Scientific work — part of Wolin’s routine experiments — confirms these differences: although both carry woody aromas, Mongolian oak often recalls the scent of nutty, old wood furniture or temple incense, while mizunara is finer and sweeter. Each year the cooperage tests hundreds of barrels, from wood chips to glass-covered quarter casks to full-size casks, trialling different toast and char levels and ageing conditions. Fang often notes: “Research is Wolin’s driving force!” The results are recorded, tasted, and catalogued, building a flavour database that guides both clients and Wolin’s own innovation.

 

Asian oaks share another common trait: their vessel networks are more open, meaning liquid can move more easily through the grain than in tight-pored American white oak, hence the reputation for “leaky” barrels. Wolin’s solution is the so-called “piano-sticks” or “piano barrel” design, which tackles leakage with geometry rather than gimmicks. Each cask is built from very narrow staves, about the width of a piano key. The outer face of each stave is small, while the two side faces meet neighbouring staves under compression. If liquid seeps in from the inner surface, it tends to move sideways along the wood’s vessels. In a wide stave it can travel until it breaks out, but in a piano-key stave it quickly meets a seam, where pressure from the adjacent stave forces it closed.
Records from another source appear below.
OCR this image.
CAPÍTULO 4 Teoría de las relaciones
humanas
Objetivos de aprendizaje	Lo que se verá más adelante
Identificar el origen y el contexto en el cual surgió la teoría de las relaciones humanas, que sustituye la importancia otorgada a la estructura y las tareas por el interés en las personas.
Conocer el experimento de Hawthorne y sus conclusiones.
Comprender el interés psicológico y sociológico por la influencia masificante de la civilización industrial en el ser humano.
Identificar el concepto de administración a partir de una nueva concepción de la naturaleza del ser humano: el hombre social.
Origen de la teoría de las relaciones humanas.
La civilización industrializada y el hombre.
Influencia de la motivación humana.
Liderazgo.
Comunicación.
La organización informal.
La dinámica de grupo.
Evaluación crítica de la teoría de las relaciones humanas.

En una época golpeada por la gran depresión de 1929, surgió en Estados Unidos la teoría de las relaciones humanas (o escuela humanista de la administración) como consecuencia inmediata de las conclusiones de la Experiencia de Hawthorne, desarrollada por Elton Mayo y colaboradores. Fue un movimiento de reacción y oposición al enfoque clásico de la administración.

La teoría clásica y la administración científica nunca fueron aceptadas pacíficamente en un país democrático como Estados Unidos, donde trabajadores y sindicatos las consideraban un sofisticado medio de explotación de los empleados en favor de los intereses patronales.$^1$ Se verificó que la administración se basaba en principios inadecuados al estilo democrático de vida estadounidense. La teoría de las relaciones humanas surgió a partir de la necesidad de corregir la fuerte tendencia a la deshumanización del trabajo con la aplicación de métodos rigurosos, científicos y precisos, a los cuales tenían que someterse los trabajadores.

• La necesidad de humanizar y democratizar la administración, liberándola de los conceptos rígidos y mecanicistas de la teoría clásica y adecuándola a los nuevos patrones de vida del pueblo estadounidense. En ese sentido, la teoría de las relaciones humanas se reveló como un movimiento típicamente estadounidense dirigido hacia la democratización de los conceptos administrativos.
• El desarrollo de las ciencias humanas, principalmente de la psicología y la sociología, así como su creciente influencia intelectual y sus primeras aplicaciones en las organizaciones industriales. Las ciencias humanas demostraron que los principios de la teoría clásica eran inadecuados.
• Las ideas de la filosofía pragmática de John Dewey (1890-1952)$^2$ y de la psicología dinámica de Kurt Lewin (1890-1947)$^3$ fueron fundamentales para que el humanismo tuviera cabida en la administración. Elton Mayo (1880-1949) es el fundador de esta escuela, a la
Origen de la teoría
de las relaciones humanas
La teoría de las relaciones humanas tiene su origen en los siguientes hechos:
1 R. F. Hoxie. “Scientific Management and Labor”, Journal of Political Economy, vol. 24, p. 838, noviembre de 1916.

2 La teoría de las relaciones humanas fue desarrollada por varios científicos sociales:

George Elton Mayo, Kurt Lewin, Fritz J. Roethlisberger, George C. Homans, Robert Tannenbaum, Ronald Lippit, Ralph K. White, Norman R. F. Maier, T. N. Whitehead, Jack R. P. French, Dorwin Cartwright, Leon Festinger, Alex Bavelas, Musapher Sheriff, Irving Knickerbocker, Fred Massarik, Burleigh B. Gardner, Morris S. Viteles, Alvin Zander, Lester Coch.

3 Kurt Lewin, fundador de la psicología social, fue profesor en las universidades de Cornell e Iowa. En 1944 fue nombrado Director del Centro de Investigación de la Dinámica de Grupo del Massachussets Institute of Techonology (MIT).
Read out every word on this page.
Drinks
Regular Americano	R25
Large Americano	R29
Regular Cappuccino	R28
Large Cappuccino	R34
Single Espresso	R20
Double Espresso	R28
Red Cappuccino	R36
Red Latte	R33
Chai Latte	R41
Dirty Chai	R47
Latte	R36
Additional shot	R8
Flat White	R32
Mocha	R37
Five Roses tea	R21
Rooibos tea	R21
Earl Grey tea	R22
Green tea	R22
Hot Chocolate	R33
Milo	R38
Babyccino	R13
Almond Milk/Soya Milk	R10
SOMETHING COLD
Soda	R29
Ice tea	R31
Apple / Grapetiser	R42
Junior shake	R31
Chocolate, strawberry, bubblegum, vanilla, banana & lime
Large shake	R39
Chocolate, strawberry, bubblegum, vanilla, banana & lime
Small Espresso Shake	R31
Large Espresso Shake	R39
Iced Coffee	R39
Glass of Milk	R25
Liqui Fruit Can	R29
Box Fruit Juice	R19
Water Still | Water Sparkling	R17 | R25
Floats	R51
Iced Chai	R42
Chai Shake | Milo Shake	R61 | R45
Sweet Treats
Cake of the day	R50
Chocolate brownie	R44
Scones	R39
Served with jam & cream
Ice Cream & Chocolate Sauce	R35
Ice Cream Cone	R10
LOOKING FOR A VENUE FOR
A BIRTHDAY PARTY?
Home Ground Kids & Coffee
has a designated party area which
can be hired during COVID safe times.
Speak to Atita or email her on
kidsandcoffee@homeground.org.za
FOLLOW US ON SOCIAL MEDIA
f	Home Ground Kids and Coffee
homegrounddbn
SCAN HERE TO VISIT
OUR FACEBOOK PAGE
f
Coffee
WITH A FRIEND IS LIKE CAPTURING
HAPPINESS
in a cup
More seams and smaller outer faces mean far fewer continuous escape routes, so seepage drops dramatically even with the same wood. An added advantage is that coopers can select finer-ringed stock for flavour without being tied to wide-ring sections. The core idea is simple: change the stave width and joinery, and you change the leak physics.

 

Wolin has also patented a second technique, joining shorter sections of wood — two lengths of 40 or 60 centimetres combined to make a full metre, allowing otherwise unsuitable stock to be put to use. For distillers across Asia, the challenge is not only to master traditional coopering, but to innovate with timber that others might dismiss. Fang is determined to prove that Chinese oak can stand shoulder to shoulder with the world’s best.